Você sabia que a solução extrajudicial em uma relação de consumo pode ser bem mais vantajosa do que entrar com uma ação na Justiça? Isso porque o processo judicial pode ser longo e custoso. Optar por uma solução extrajudicial frequentemente resulta em economia de tempo e dinheiro.
Ademais, nas negociações diretas, que trazem acordos mais flexíveis, o consumidor pode personalizar a solução para atender às suas necessidades específicas, ao invés de ficar preso às normas rígidas da Justiça. Isso sem contar que as soluções extrajudiciais preservam a relação entre as partes. Afinal, ao buscar o diálogo, essencial em situações que envolvem empresas e clientes, é possível manter um bom relacionamento.
Solução extrajudicial em pauta
Foi com essas verdades em mente que a 2ª Seção Cível do Tribunal de Justiça de Minas Gerais (TJ/MG) publicou uma tese recentemente estipulando que, para que o consumidor possa buscar a via judicial, é fundamental que primeiro ele tente uma resolução extrajudicial. Essa tentativa deve ocorrer por meio de canais oficiais, como Serviço de Atendimento ao Consumidor (SAC), Procon, Banco Central ou o Consumidor.gov, por exemplo.
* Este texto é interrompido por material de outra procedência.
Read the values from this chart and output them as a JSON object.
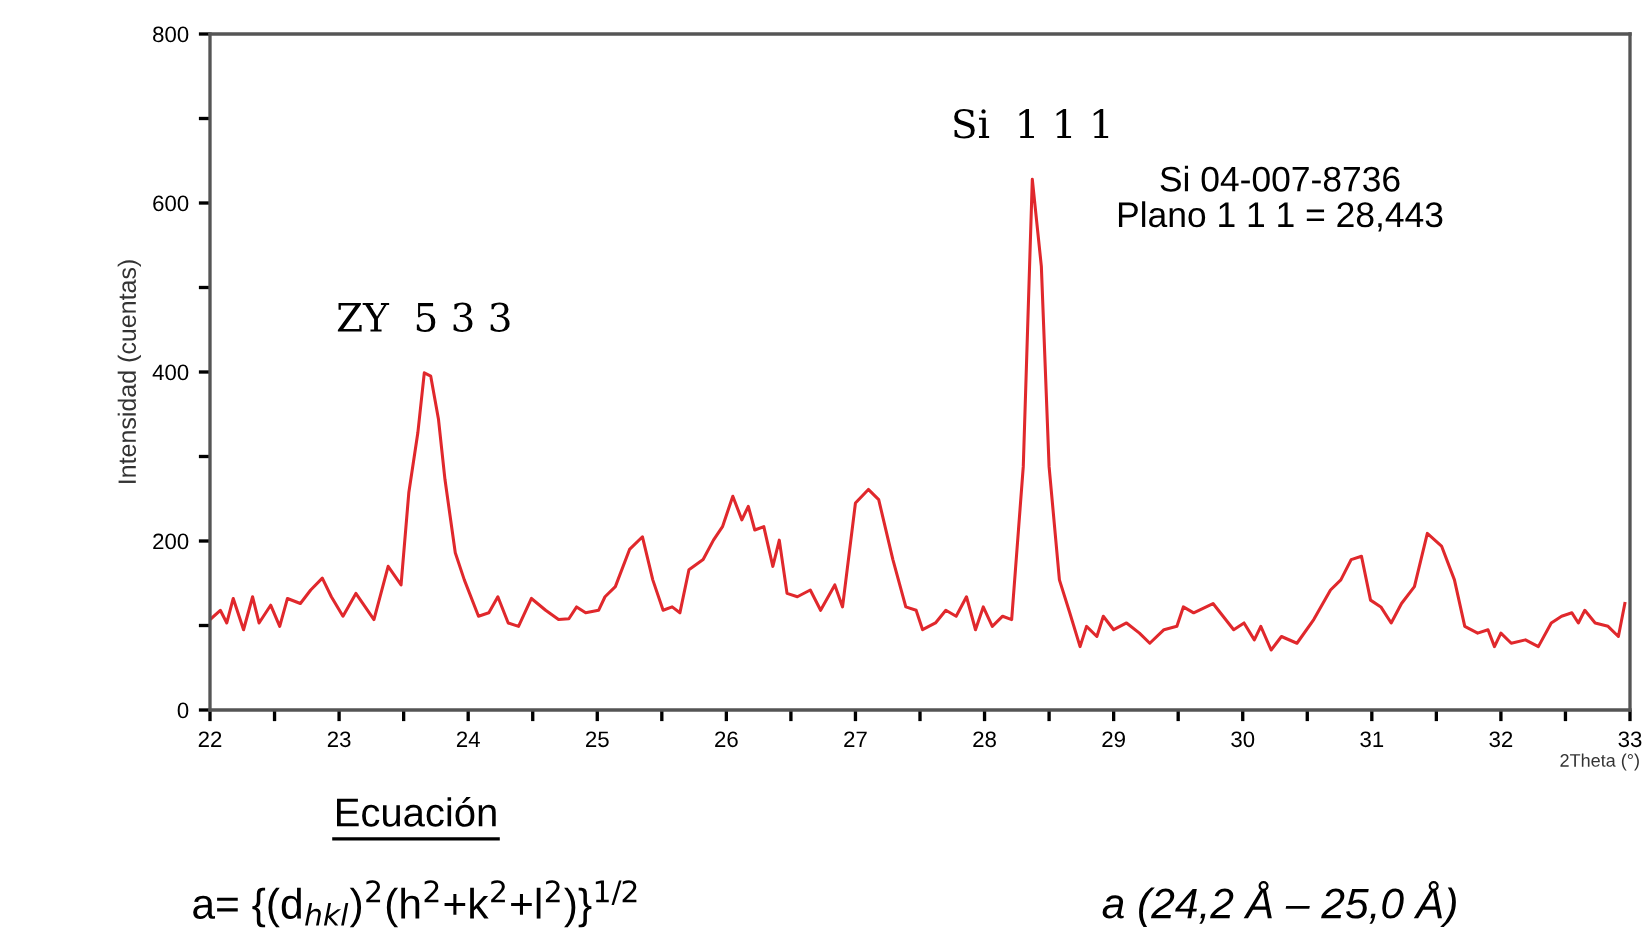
{
  "chart_data": {
    "type": "line",
    "xlabel": "2Theta (°)",
    "ylabel": "Intensidad (cuentas)",
    "xlim": [
      22,
      33
    ],
    "ylim": [
      0,
      800
    ],
    "xticks": [
      22,
      {
        "value": 22.5,
        "label": null
      },
      23,
      {
        "value": 23.5,
        "label": null
      },
      24,
      {
        "value": 24.5,
        "label": null
      },
      25,
      {
        "value": 25.5,
        "label": null
      },
      26,
      {
        "value": 26.5,
        "label": null
      },
      27,
      {
        "value": 27.5,
        "label": null
      },
      28,
      {
        "value": 28.5,
        "label": null
      },
      29,
      {
        "value": 29.5,
        "label": null
      },
      30,
      {
        "value": 30.5,
        "label": null
      },
      31,
      {
        "value": 31.5,
        "label": null
      },
      32,
      {
        "value": 32.5,
        "label": null
      },
      33
    ],
    "yticks": [
      0,
      {
        "value": 100,
        "label": null
      },
      200,
      {
        "value": 300,
        "label": null
      },
      400,
      {
        "value": 500,
        "label": null
      },
      600,
      {
        "value": 700,
        "label": null
      },
      800
    ],
    "grid": false,
    "legend": false,
    "marker": "none",
    "line_style": "solid",
    "annotations": [
      {
        "text": "ZY  5 3 3",
        "x": 23.66,
        "y": 399
      },
      {
        "text": "Si  1 1 1",
        "x": 28.37,
        "y": 628
      },
      "Si 04-007-8736\nPlano 1 1 1 = 28,443",
      "Ecuación",
      "a= {(d$_{hkl}$)$^{2}$(h$^{2}$+k$^{2}$+l$^{2}$)}$^{1/2}$",
      "a (24,2 Å – 25,0 Å)"
    ],
    "series": [
      {
        "color": "#e0282c",
        "x": [
          22.0,
          22.08,
          22.13,
          22.18,
          22.26,
          22.33,
          22.38,
          22.47,
          22.54,
          22.6,
          22.7,
          22.78,
          22.87,
          22.94,
          23.03,
          23.13,
          23.27,
          23.38,
          23.48,
          23.54,
          23.61,
          23.66,
          23.71,
          23.77,
          23.82,
          23.9,
          23.97,
          24.08,
          24.16,
          24.23,
          24.31,
          24.39,
          24.49,
          24.6,
          24.7,
          24.78,
          24.84,
          24.91,
          25.01,
          25.06,
          25.14,
          25.25,
          25.35,
          25.43,
          25.51,
          25.58,
          25.64,
          25.71,
          25.82,
          25.9,
          25.97,
          26.05,
          26.12,
          26.17,
          26.22,
          26.29,
          26.36,
          26.41,
          26.47,
          26.55,
          26.65,
          26.73,
          26.84,
          26.9,
          27.0,
          27.1,
          27.18,
          27.29,
          27.39,
          27.47,
          27.52,
          27.62,
          27.7,
          27.78,
          27.86,
          27.93,
          27.99,
          28.06,
          28.14,
          28.21,
          28.3,
          28.37,
          28.44,
          28.5,
          28.58,
          28.66,
          28.74,
          28.79,
          28.87,
          28.92,
          29.0,
          29.1,
          29.2,
          29.28,
          29.39,
          29.49,
          29.54,
          29.62,
          29.77,
          29.93,
          30.01,
          30.09,
          30.14,
          30.22,
          30.3,
          30.42,
          30.55,
          30.68,
          30.76,
          30.84,
          30.92,
          30.99,
          31.07,
          31.15,
          31.23,
          31.33,
          31.43,
          31.54,
          31.64,
          31.72,
          31.82,
          31.9,
          31.95,
          32.0,
          32.08,
          32.19,
          32.29,
          32.39,
          32.47,
          32.55,
          32.6,
          32.65,
          32.73,
          32.83,
          32.91,
          32.96
        ],
        "values": [
          107,
          118,
          103,
          132,
          95,
          134,
          103,
          124,
          99,
          132,
          126,
          142,
          156,
          134,
          111,
          138,
          107,
          170,
          148,
          257,
          328,
          399,
          395,
          344,
          273,
          186,
          154,
          111,
          115,
          134,
          103,
          99,
          132,
          118,
          107,
          108,
          122,
          115,
          118,
          134,
          146,
          190,
          205,
          154,
          118,
          122,
          115,
          166,
          178,
          201,
          217,
          253,
          225,
          241,
          213,
          217,
          170,
          201,
          138,
          134,
          142,
          118,
          148,
          122,
          245,
          261,
          249,
          178,
          122,
          118,
          95,
          103,
          118,
          111,
          134,
          95,
          122,
          99,
          111,
          107,
          288,
          628,
          525,
          288,
          154,
          115,
          75,
          99,
          87,
          111,
          95,
          103,
          91,
          79,
          95,
          99,
          122,
          115,
          126,
          95,
          103,
          83,
          99,
          71,
          87,
          79,
          107,
          142,
          154,
          178,
          182,
          130,
          122,
          103,
          126,
          146,
          209,
          194,
          154,
          99,
          91,
          95,
          75,
          91,
          79,
          83,
          75,
          103,
          111,
          115,
          103,
          118,
          103,
          99,
          87,
          126
        ]
      }
    ]
  }
}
Caso o consumidor não comprove essa tratativa durante o processo judicial, este pode ser encerrado sem análise do mérito. A decisão é um Incidente de Resolução de Demandas Repetitivas (IRDR), ferramenta que visa uniformizar a jurisprudência e evitar a multiplicação de ações judiciais com fundamentos semelhantes. Sua aplicação é de extrema relevância, especialmente em casos que envolvem grandes quantidades de processos com questões idênticas, proporcionando segurança jurídica e celeridade na resolução de conflitos.
Mas, o que, na prática, essa tese impacta as relações de consumo de todo o Brasil?
Consumidores x Empresas
De acordo com Renata Belmonte, líder da equipe de Prevenção de Litígios e Recuperação de Créditos do escritório Albuquerque Melo, essa decisão representa um marco. Isso porque ela estabelece diretrizes claras sobre as responsabilidades de consumidores e fornecedores.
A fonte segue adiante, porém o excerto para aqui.